Members of a Santa Barbara County Fire Department 8, in Calabasas, California, fighting the Woolsey Fire in Calabasas, Calif., on are pictured on November 9. Fire officials predict the upcoming wildfire season in the United States could be worse than last year. Photo courtesy Battalion Chief David Neels/Santa Barbara County Fire Department/UPI | License Photo
As the Southwest is drying out, the threat for wildfires is ramping up and will continue to do so through July; however, if the monsoon season is weak as AccuWeather meteorologists expect, that threat could last into August.
Wildfires have already been sparking across the country in the last week alone, with blazes breaking out in California and Alaska, as well as in parts of Arizona.
U.S. Forest Service and Interior Department officials recently warned senators that the upcoming wildfire season would be worse than last year's, which killed hundreds of people and caused billions of dollars in damages, CNN reported.
The fire season typically doesn't become a big threat until late summer and into fall for the Northwest, but looking at the fire outlook, AccuWeather Meteorologist Paul Pastelok said conditions are favorable in parts of the Southwest for development now.
"Already big fires have been reported in California and up in northern areas of British Columbia.
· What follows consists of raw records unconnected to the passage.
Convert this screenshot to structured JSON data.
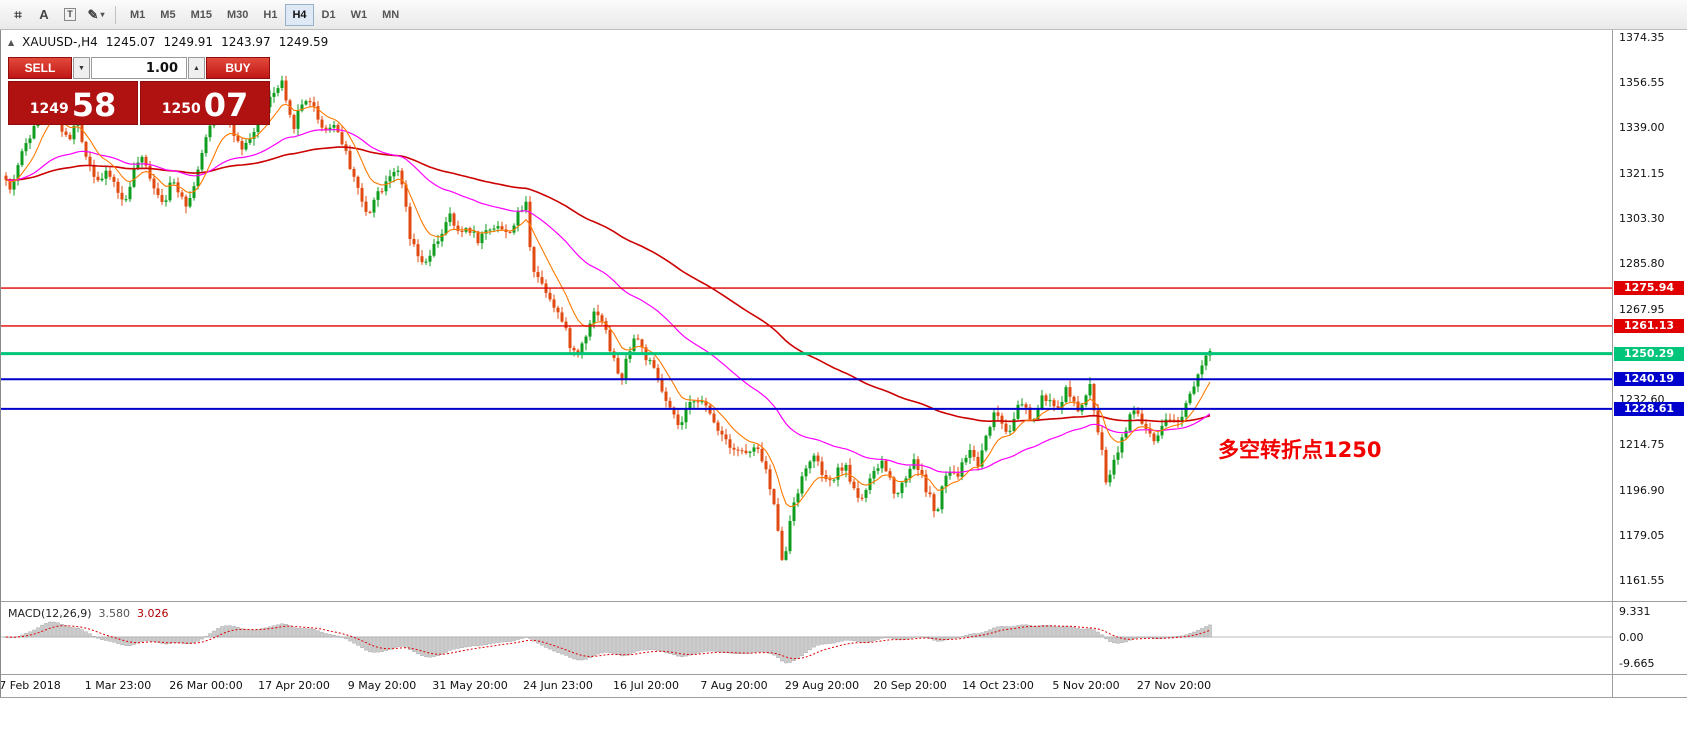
{
  "toolbar": {
    "tools": [
      {
        "name": "crosshair",
        "glyph": "⌗"
      },
      {
        "name": "text",
        "glyph": "A"
      },
      {
        "name": "label",
        "glyph": "T"
      },
      {
        "name": "shapes",
        "glyph": "✎"
      }
    ],
    "dropdown_caret": "▾",
    "timeframes": [
      "M1",
      "M5",
      "M15",
      "M30",
      "H1",
      "H4",
      "D1",
      "W1",
      "MN"
    ],
    "active_timeframe": "H4"
  },
  "symbol_bar": {
    "marker": "▲",
    "symbol": "XAUUSD-,H4",
    "open": "1245.07",
    "high": "1249.91",
    "low": "1243.97",
    "close": "1249.59"
  },
  "trade_panel": {
    "sell_label": "SELL",
    "buy_label": "BUY",
    "volume": "1.00",
    "down_glyph": "▼",
    "up_glyph": "▲",
    "bid_major": "1249",
    "bid_minor": "58",
    "ask_major": "1250",
    "ask_minor": "07"
  },
  "annotation": {
    "text": "多空转折点1250",
    "color": "#f20000"
  },
  "macd": {
    "label": "MACD(12,26,9)",
    "value_main": "3.580",
    "value_signal": "3.026",
    "axis": [
      "9.331",
      "0.00",
      "-9.665"
    ]
  },
  "chart_data": {
    "type": "candlestick",
    "title": "XAUUSD-,H4",
    "symbol": "XAUUSD",
    "timeframe": "H4",
    "ylim": [
      1161.55,
      1374.35
    ],
    "grid": false,
    "price_ticks": [
      "1374.35",
      "1356.55",
      "1339.00",
      "1321.15",
      "1303.30",
      "1285.80",
      "1267.95",
      "1232.60",
      "1214.75",
      "1196.90",
      "1179.05",
      "1161.55"
    ],
    "x_tick_labels": [
      "7 Feb 2018",
      "1 Mar 23:00",
      "26 Mar 00:00",
      "17 Apr 20:00",
      "9 May 20:00",
      "31 May 20:00",
      "24 Jun 23:00",
      "16 Jul 20:00",
      "7 Aug 20:00",
      "29 Aug 20:00",
      "20 Sep 20:00",
      "14 Oct 23:00",
      "5 Nov 20:00",
      "27 Nov 20:00"
    ],
    "hlines": [
      {
        "price": 1275.94,
        "label": "1275.94",
        "color": "#e00000",
        "width": 1.4
      },
      {
        "price": 1261.13,
        "label": "1261.13",
        "color": "#e00000",
        "width": 1.4
      },
      {
        "price": 1250.29,
        "label": "1250.29",
        "color": "#00c57a",
        "width": 3
      },
      {
        "price": 1240.19,
        "label": "1240.19",
        "color": "#0000cd",
        "width": 2
      },
      {
        "price": 1228.61,
        "label": "1228.61",
        "color": "#0000cd",
        "width": 2
      }
    ],
    "colors": {
      "up": "#0f9d1f",
      "down": "#e04a10",
      "ma_fast": "#ff7a00",
      "ma_mid": "#ff00ff",
      "ma_slow": "#cc0000"
    },
    "ma_periods": {
      "fast": 10,
      "mid": 45,
      "slow": 110
    },
    "macd_params": [
      12,
      26,
      9
    ],
    "anchors": [
      [
        6,
        1320
      ],
      [
        12,
        1314
      ],
      [
        18,
        1322
      ],
      [
        26,
        1331
      ],
      [
        34,
        1338
      ],
      [
        42,
        1350
      ],
      [
        50,
        1353
      ],
      [
        56,
        1347
      ],
      [
        62,
        1340
      ],
      [
        70,
        1333
      ],
      [
        78,
        1341
      ],
      [
        86,
        1331
      ],
      [
        94,
        1322
      ],
      [
        102,
        1318
      ],
      [
        110,
        1321
      ],
      [
        118,
        1316
      ],
      [
        126,
        1308
      ],
      [
        134,
        1320
      ],
      [
        142,
        1327
      ],
      [
        150,
        1322
      ],
      [
        158,
        1314
      ],
      [
        166,
        1310
      ],
      [
        174,
        1318
      ],
      [
        182,
        1314
      ],
      [
        190,
        1308
      ],
      [
        198,
        1320
      ],
      [
        206,
        1331
      ],
      [
        214,
        1342
      ],
      [
        222,
        1350
      ],
      [
        228,
        1344
      ],
      [
        236,
        1336
      ],
      [
        244,
        1329
      ],
      [
        252,
        1334
      ],
      [
        260,
        1341
      ],
      [
        268,
        1348
      ],
      [
        276,
        1352
      ],
      [
        284,
        1356
      ],
      [
        290,
        1344
      ],
      [
        296,
        1340
      ],
      [
        302,
        1347
      ],
      [
        310,
        1351
      ],
      [
        318,
        1345
      ],
      [
        326,
        1337
      ],
      [
        334,
        1341
      ],
      [
        342,
        1336
      ],
      [
        350,
        1326
      ],
      [
        358,
        1318
      ],
      [
        364,
        1309
      ],
      [
        370,
        1304
      ],
      [
        376,
        1312
      ],
      [
        382,
        1314
      ],
      [
        390,
        1320
      ],
      [
        398,
        1323
      ],
      [
        406,
        1313
      ],
      [
        412,
        1295
      ],
      [
        420,
        1288
      ],
      [
        428,
        1285
      ],
      [
        436,
        1292
      ],
      [
        444,
        1298
      ],
      [
        452,
        1304
      ],
      [
        460,
        1297
      ],
      [
        470,
        1300
      ],
      [
        480,
        1295
      ],
      [
        490,
        1299
      ],
      [
        500,
        1301
      ],
      [
        508,
        1297
      ],
      [
        516,
        1301
      ],
      [
        522,
        1306
      ],
      [
        528,
        1309
      ],
      [
        534,
        1285
      ],
      [
        542,
        1279
      ],
      [
        550,
        1274
      ],
      [
        558,
        1268
      ],
      [
        566,
        1261
      ],
      [
        572,
        1254
      ],
      [
        578,
        1249
      ],
      [
        586,
        1256
      ],
      [
        592,
        1263
      ],
      [
        598,
        1268
      ],
      [
        606,
        1262
      ],
      [
        612,
        1252
      ],
      [
        618,
        1245
      ],
      [
        624,
        1240
      ],
      [
        630,
        1251
      ],
      [
        638,
        1258
      ],
      [
        646,
        1250
      ],
      [
        654,
        1245
      ],
      [
        660,
        1240
      ],
      [
        668,
        1231
      ],
      [
        676,
        1225
      ],
      [
        682,
        1221
      ],
      [
        690,
        1229
      ],
      [
        698,
        1234
      ],
      [
        706,
        1230
      ],
      [
        714,
        1225
      ],
      [
        722,
        1220
      ],
      [
        728,
        1217
      ],
      [
        734,
        1214
      ],
      [
        742,
        1212
      ],
      [
        750,
        1211
      ],
      [
        758,
        1213
      ],
      [
        766,
        1208
      ],
      [
        772,
        1197
      ],
      [
        778,
        1187
      ],
      [
        783,
        1175
      ],
      [
        786,
        1163
      ],
      [
        790,
        1181
      ],
      [
        796,
        1193
      ],
      [
        802,
        1199
      ],
      [
        808,
        1205
      ],
      [
        814,
        1211
      ],
      [
        822,
        1205
      ],
      [
        830,
        1198
      ],
      [
        838,
        1203
      ],
      [
        846,
        1207
      ],
      [
        854,
        1199
      ],
      [
        862,
        1193
      ],
      [
        868,
        1197
      ],
      [
        876,
        1203
      ],
      [
        884,
        1208
      ],
      [
        892,
        1201
      ],
      [
        898,
        1195
      ],
      [
        904,
        1199
      ],
      [
        910,
        1204
      ],
      [
        916,
        1209
      ],
      [
        922,
        1204
      ],
      [
        928,
        1197
      ],
      [
        934,
        1193
      ],
      [
        938,
        1185
      ],
      [
        944,
        1197
      ],
      [
        950,
        1205
      ],
      [
        958,
        1201
      ],
      [
        966,
        1209
      ],
      [
        974,
        1213
      ],
      [
        980,
        1206
      ],
      [
        986,
        1216
      ],
      [
        992,
        1223
      ],
      [
        998,
        1228
      ],
      [
        1004,
        1223
      ],
      [
        1010,
        1219
      ],
      [
        1016,
        1226
      ],
      [
        1022,
        1231
      ],
      [
        1028,
        1228
      ],
      [
        1034,
        1223
      ],
      [
        1040,
        1229
      ],
      [
        1046,
        1234
      ],
      [
        1052,
        1231
      ],
      [
        1058,
        1227
      ],
      [
        1064,
        1233
      ],
      [
        1070,
        1237
      ],
      [
        1076,
        1231
      ],
      [
        1082,
        1225
      ],
      [
        1086,
        1233
      ],
      [
        1092,
        1237
      ],
      [
        1096,
        1229
      ],
      [
        1100,
        1221
      ],
      [
        1104,
        1211
      ],
      [
        1108,
        1201
      ],
      [
        1114,
        1206
      ],
      [
        1120,
        1213
      ],
      [
        1126,
        1219
      ],
      [
        1132,
        1225
      ],
      [
        1138,
        1229
      ],
      [
        1144,
        1223
      ],
      [
        1150,
        1219
      ],
      [
        1156,
        1215
      ],
      [
        1162,
        1219
      ],
      [
        1168,
        1223
      ],
      [
        1174,
        1225
      ],
      [
        1180,
        1223
      ],
      [
        1186,
        1229
      ],
      [
        1192,
        1235
      ],
      [
        1198,
        1241
      ],
      [
        1204,
        1247
      ],
      [
        1210,
        1251
      ]
    ]
  }
}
The forecast shows a threat of fires may continue all the way into October," Pastelok said.
Northern California is more susceptible to bigger fires, due to all of the precipitation during the winter and spring months, this season. In some places in Northern California, the fire threat last through September and into October.
"The Northwest is where we have highlighted since late winter and early spring in our long-range forecasts. Moisture over the winter and spring has created good growth this season. Long stretches of dry and hot weather in late spring have dried out many areas already and this is just the start of what could be a very bad fire season for the Northwest," Pastelok said.
The Southeast is getting rain and for most areas that will decrease the chances for brush fires and wildfires, but isolated areas are still possible.
For California, Pastelok said elevations above 6,000 feet will see delayed delayed wildfire threat because snowpack is expected to hold through late June and possibly into July in certain spots.
"Conditions are more favorable below 6,000 feet, especially July and beyond. Bigger concerns are for the Northwest and western Canada where upper pattern favors upper-level highs for long periods through the summer and early fall," Pastelok said.
It is the lower mountainous areas with significant fuels and where more people may threaten to start fires at risk.
Areas of Alaska are also in the line of fire due to previous wet conditions that have promoted the growth of brush, which is now drying out.
Lisa Murkowski, a Republican Senator from Alaska, said said this week that the upcoming months will have "elevated wildfire activity." She cited a National Interagency Fire Center monthly wildland fire potential outlook, which covers the period from June through September -- and Murkowski pointed to the recent fires that have broken out this month already.
"They are now getting into their dry season in eastern Alaska and some fires have started, which is normal I believe," Pastelok said.
Fires can have numerous negative effects, including poor air quality and larger blazes could cause air quality to worsen in many areas of the Northwest and western Canada.
On the bright side, some much-needed moisture might be in store. In the Southwest, AccuWeather meteorologists expect a weaker monsoon season, but that does not mean that the season will be dry. Some unusual upper disturbances triggering rainfall, and tropical moisture from the eastern Pacific could lead to near- to above-normal rainfall, but keep in mind normal precipitation amounts are low in this region during mid-summer.
The chance of tropical rain is higher later in summer and in early fall in California, Arizona and Nevada.
"We do feel that the warmer waters stretching from southeast Hawaii north and east can drive some tropical moisture into southern and Central California, Nevada, and western Arizona later in the summer and Fall," Pastelok added.